On the topic of marriage, someone told me that the best advice he'd gotten was to take a prospective partner camping for two weeks. He didn't heed it, and he's still paying for it.
Just think, it you go camping together, you get to see the following.
-Can s/he tolerate inconvenience, or is s/he a pampered brat?
-Can you act as a team?
-Is s/he whiny and complaining?
-Can s/he improvise with few resources?
-Will s/he lose her temper when you spend too much time together?
-Can s/he rough it with a smile?
-Will s/he blame the nearest person (you) when things go wrong?
-Can you still stand each other at the end of the two weeks?
This method doesn't necessarily work in reverse. I've had great camping experiences with two different men. My reaction to the tent collapsing during a huge storm was to laugh and enjoy it. But no one dragged me to the altar. This is not so bad, because I'm not big on marriage and tradition, but I do feel a little cheated that all good camping ever brought me was two trips to the altar... as Best Man.
3 comments:
I've been thinking about this one ever since you posted it, and I've decided it's good as far as it goes, but needs a bit of widening.
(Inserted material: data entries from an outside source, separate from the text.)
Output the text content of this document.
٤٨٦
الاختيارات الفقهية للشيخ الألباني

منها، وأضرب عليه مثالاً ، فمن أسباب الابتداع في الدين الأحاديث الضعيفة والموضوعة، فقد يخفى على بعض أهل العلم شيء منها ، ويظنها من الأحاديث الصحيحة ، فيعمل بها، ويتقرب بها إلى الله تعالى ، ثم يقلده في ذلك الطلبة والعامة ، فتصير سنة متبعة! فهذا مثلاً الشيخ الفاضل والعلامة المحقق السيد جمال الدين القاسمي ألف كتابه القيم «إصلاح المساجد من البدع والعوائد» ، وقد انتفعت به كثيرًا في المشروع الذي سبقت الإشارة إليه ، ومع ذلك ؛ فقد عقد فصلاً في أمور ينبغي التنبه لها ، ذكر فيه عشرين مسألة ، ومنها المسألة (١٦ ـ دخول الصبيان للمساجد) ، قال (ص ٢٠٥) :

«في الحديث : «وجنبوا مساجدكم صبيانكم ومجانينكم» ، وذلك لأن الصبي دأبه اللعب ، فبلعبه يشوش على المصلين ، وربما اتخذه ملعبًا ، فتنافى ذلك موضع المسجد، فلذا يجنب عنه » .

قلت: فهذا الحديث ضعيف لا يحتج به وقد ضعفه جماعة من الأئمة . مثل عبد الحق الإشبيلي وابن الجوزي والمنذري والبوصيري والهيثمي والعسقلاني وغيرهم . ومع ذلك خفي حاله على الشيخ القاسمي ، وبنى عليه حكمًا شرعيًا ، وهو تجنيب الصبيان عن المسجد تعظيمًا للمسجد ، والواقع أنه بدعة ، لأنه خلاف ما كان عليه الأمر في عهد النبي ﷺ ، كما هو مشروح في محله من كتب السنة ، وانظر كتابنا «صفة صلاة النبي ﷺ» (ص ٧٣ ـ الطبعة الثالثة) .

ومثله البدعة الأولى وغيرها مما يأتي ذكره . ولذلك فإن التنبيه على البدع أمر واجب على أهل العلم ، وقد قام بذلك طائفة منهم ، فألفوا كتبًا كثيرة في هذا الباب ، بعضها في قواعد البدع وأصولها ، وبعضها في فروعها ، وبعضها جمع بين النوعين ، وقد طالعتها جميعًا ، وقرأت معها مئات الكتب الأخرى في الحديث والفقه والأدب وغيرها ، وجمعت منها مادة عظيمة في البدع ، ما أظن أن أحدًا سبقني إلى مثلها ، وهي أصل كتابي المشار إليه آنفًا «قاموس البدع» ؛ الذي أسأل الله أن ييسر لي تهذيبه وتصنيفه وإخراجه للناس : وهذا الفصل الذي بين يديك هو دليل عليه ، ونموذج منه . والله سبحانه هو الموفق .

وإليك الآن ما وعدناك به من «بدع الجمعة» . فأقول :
My own criterion isn't camping, but, rather, travelling. Preferably somewhere where one of the two is a foreigner and the other isn't.
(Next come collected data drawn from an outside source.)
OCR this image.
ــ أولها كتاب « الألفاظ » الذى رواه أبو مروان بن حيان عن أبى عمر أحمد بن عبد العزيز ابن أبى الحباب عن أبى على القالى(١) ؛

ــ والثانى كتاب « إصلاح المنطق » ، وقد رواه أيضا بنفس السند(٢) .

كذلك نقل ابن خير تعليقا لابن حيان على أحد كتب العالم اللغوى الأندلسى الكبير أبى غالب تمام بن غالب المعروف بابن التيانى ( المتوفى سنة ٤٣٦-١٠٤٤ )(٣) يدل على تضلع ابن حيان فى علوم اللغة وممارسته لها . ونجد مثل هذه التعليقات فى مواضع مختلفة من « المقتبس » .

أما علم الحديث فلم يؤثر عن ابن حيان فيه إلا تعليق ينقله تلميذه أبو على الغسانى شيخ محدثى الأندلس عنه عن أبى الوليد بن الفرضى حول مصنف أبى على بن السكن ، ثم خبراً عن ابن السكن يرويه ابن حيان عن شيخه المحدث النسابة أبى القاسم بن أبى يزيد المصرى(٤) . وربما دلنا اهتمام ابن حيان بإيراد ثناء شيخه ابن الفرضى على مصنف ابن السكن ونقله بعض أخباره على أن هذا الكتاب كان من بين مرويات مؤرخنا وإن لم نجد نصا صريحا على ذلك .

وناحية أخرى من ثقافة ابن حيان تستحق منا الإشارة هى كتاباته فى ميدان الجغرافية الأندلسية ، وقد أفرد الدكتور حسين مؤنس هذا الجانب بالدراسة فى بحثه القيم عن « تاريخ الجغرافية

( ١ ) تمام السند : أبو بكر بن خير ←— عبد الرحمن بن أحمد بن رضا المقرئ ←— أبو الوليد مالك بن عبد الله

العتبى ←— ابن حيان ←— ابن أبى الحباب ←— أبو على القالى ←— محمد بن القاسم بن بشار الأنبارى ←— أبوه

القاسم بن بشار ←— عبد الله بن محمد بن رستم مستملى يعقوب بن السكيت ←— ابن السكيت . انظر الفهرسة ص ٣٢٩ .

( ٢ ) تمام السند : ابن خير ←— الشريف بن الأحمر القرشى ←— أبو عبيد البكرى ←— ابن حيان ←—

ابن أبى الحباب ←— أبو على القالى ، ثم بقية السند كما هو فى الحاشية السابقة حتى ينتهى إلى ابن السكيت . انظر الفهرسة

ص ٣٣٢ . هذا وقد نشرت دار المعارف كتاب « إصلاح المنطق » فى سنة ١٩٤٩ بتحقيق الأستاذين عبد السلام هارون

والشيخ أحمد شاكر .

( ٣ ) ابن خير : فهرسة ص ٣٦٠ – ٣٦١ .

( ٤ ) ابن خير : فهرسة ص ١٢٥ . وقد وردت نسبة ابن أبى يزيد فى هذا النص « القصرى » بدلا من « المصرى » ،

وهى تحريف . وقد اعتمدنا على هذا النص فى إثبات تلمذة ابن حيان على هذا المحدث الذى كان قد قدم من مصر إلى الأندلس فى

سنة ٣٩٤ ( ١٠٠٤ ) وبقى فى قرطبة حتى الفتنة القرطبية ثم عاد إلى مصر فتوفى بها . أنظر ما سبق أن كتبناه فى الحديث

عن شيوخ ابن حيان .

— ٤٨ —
The basic test is whether you can operate as a team as well as individuals in the presence of one another, which is, indeed, a fine criterion for a partnership. I can think of one woman I didn't talk to for two years after our trip, and a guy I was thinking of going into business with (this doesn't just apply to romance, after all) and decided after four days that it wasn't gonna happen.
On the other hand, there was a woman (one on the "shoulda married her" list) who stayed with me here for a week, on the understanding that after that we'd rent a car and drive through France. It was a fantastic visit, and a fantastic trip, and what I admired her most for was the day, when the trip through France was almost over and we were in the hotel, when she asked "Hey, could you do me a favor?" "Sure, what?" "Could you disappear for about two hours? You're beginning to get on my nerves." So I spent a couple of hours walking around Bourges, not a horrible thing to do, even though the weather sucked. When I got back, we were just fine. Sad to say, though, she was already married at that point, but the forthrightness is worth noting.
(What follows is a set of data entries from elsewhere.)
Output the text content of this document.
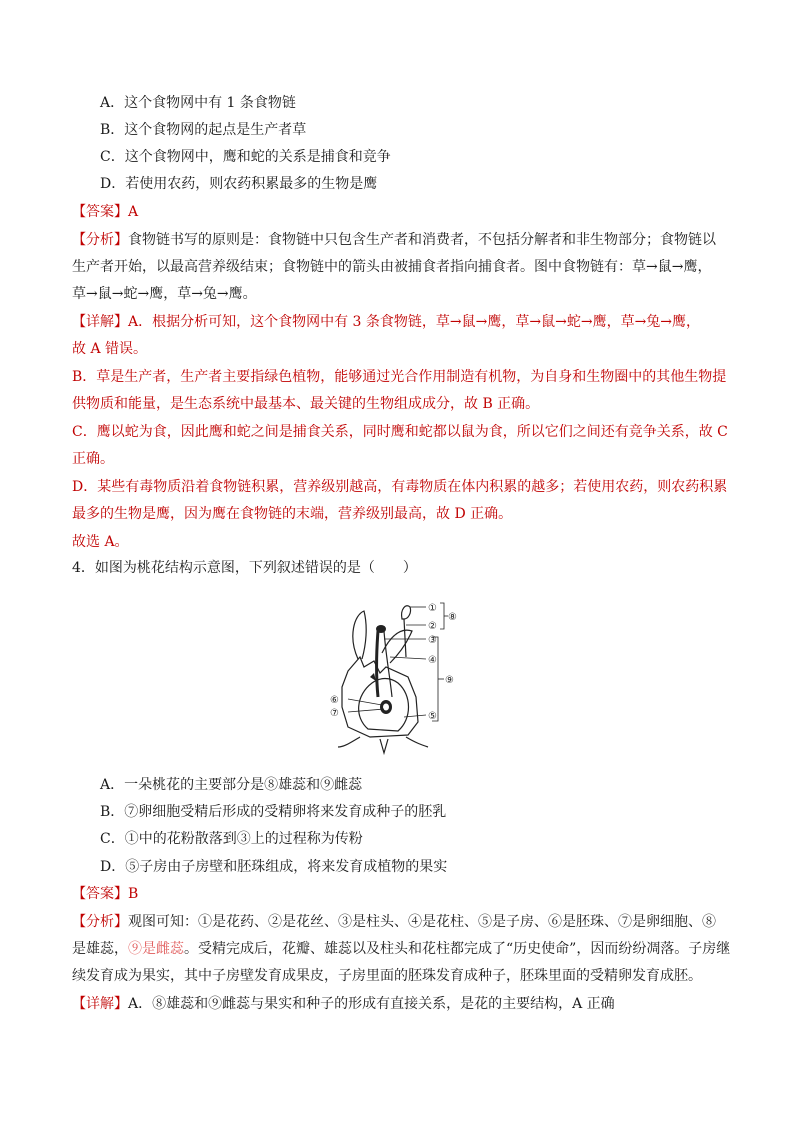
A．这个食物网中有 1 条食物链
B．这个食物网的起点是生产者草
C．这个食物网中，鹰和蛇的关系是捕食和竞争
D．若使用农药，则农药积累最多的生物是鹰
【答案】A
【分析】食物链书写的原则是：食物链中只包含生产者和消费者，不包括分解者和非生物部分；食物链以
生产者开始，以最高营养级结束；食物链中的箭头由被捕食者指向捕食者。图中食物链有：草→鼠→鹰，
草→鼠→蛇→鹰，草→兔→鹰。
【详解】A．根据分析可知，这个食物网中有 3 条食物链，草→鼠→鹰，草→鼠→蛇→鹰，草→兔→鹰，
故 A 错误。
B．草是生产者，生产者主要指绿色植物，能够通过光合作用制造有机物，为自身和生物圈中的其他生物提
供物质和能量，是生态系统中最基本、最关键的生物组成成分，故 B 正确。
C．鹰以蛇为食，因此鹰和蛇之间是捕食关系，同时鹰和蛇都以鼠为食，所以它们之间还有竞争关系，故 C
正确。
D．某些有毒物质沿着食物链积累，营养级别越高，有毒物质在体内积累的越多；若使用农药，则农药积累
最多的生物是鹰，因为鹰在食物链的末端，营养级别最高，故 D 正确。
故选 A。
4．如图为桃花结构示意图，下列叙述错误的是（　　）
①
②
③
④
⑤
⑥
⑦
⑧
⑨
A．一朵桃花的主要部分是⑧雄蕊和⑨雌蕊
B．⑦卵细胞受精后形成的受精卵将来发育成种子的胚乳
C．①中的花粉散落到③上的过程称为传粉
D．⑤子房由子房壁和胚珠组成，将来发育成植物的果实
【答案】B
【分析】观图可知：①是花药、②是花丝、③是柱头、④是花柱、⑤是子房、⑥是胚珠、⑦是卵细胞、⑧
是雄蕊，⑨是雌蕊。受精完成后，花瓣、雄蕊以及柱头和花柱都完成了“历史使命”，因而纷纷凋落。子房继
续发育成为果实，其中子房壁发育成果皮，子房里面的胚珠发育成种子，胚珠里面的受精卵发育成胚。
【详解】A．⑧雄蕊和⑨雌蕊与果实和种子的形成有直接关系，是花的主要结构，A 正确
I'd like to meet the woman who could get me to go camping for one night, let alone two weeks, though. There's a reason we've been endowed with the ability to conceptualize, build, run, and stay in hotels. If she could do it, she'd be a doozy. Or I'd be besotted beyond anything I've yet experienced.
Here here! I agree with Ed.
the camping / traveling "litmus" test is a good test.
I completely concur. I asked my hubby to travel with me to visit a girlfriend who'd just had a baby when we were first going out. I was shocked when he said "sure!" & even more shocked when he actually got on the plane to South Carolina with me and we actually had a great time. Just traveling with someone (via plane,train, auto)is really a great test of one's/both's ability to be flexible, creative, roll with the ups and downs and indiosyncracies of life, etc. etc. etc. and if you can get thru traveling without killing each other (and better yet being forthright enuf to ask for a break when ones nerves are frayed - being given space and no one's feelings got hurt in the meanwhile)-- then the rest of life is surely to be a cakewalk - or at least u know you can work it out together.
So 3 cheers for the traveling/camping test for friends, business partners and partners of life.
Huzzah!
PB
And I remembered something tangential here. In the early 19th century, Napoleon's troops occupied Berlin. Naturally, being French soldiers, they were eyeing the German girls, and would say to them "Venez a ma tente!" ("Come to my tent!")
Somehow this morphed into a German expression, using German words, which I don't remember at the moment, but which sounded like it yet made no sense in terms of the actual words. But the meaning was "Don't do something foolish."
I shall remember this if some woman ever asks me to come to her tent.